The president of the Mexican bishops’ conference has demanded that the dignity of human bodies be respected, after two trailers were found in Mexico’s Jalisco state, containing 157 corpses.

In a statement published Sept. 21, Cardinal Francisco Robles Ortega responded to the discovery, which he said “has caused outrage in society.”

On Sept. 18, locals in the municipality of Tlajomulco alerted authorities to the presence of a trailer emitting foul odors. The trailer contained corpses reported to be murder victims connected to organized crime, which apparently could not be kept in a morgue due to lack of space.

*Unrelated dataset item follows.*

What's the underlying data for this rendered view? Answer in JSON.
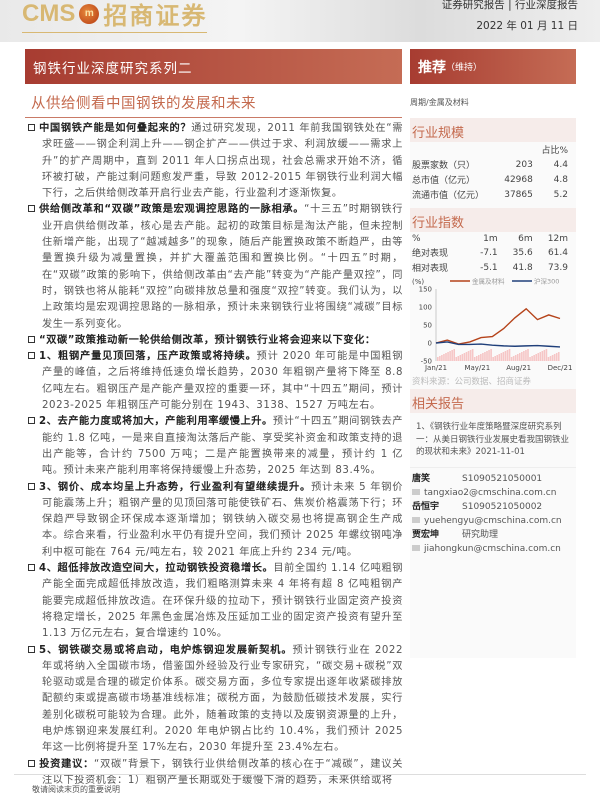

The former director of the Jalisco Forensic Sciences Institute, Luis Octavio Cotero Bernal, is presumably responsible for the scandal. He was dismissed from his position shortly after the bodies were discovered. There has not yet been an official statement on the discovery of the bodies.

The bodies from the trailer and a second one are now in a warehouse belonging to the Jalisco state prosecutor’s office.

In his statement, Robles said that believing in the “resurrection of the dead is to affirm something essential to the Christian faith.”

“Human existence does not come to an end  with the years lived in this world, since Jesus Christ by rising has made us sharers in eternity,” he added.

For this reason, the cardinal emphasized, “the dignity of every individual is not lost even after death, human remains require the respect due to those who in life were persons, made in the ‘image and likeness of God,’ who await, through the merits of Jesus Christ, to be redeemed and saved for eternal life.”

“Death is not the end, the annihilation,  the elimination, much less the extinction of a human person,” Robles said.

Burying the dead, he continued, “is a way of expressing faith in the Resurrection, since by so doing it is understood that the person reposes with the firm hope of one day being awakened by the eternal light of Heaven.”

“Besides belonging to a very ancient tradition of burying the dead, we know that it has been considered a corporal work of mercy. Societies of all times and cultures have set aside suitable places for the interment of their deceased, places that express compassion, respect and veneration toward those who shared our same pilgrim journey.”

Robles lamented undignified storage of human corpses, and explained that it “makes evident a process of the lamentable and gradual dehumanization of our society which has been permeating us and makes us deduce that government institutions have been overrun.”

“With the lack of care and attention to the bodies that have not been identified, the discouragement of people hoping to find their loved ones grows,” he wrote.

Robles, who is Archbishop of Guadalajara wrote that “for social, humanitarian, religious and public health reasons, it is urgent to follow the proper procedures to obtain and carefully archive genetic information which could lead in the future to the identification of the remains of those who now remain in anonymity.”

“We call then for the respect due honor due to human beings in whatever their circumstances, from the most vulnerable and defenseless to the most obscure and ignored. Any human breath is a sign of the goodness of the Creator,” he concluded.

Mexican officials are now seeking a long-term solution to the body storage problem presented by the victims of organized crime.

The BBC reported that in 2017 Mexico experienced its most violent year with more that 25,000 murders, according to official figures.

Since 1990 one cardinal, 47 priests, one deacon, four men religious, nine laypersons and one Catholic journalist have been killed in Mexico according to a report by the Catholic Multimedia Center of Mexico.

It is also estimated that since 2000, 105 journalists have been murdered in Mexico.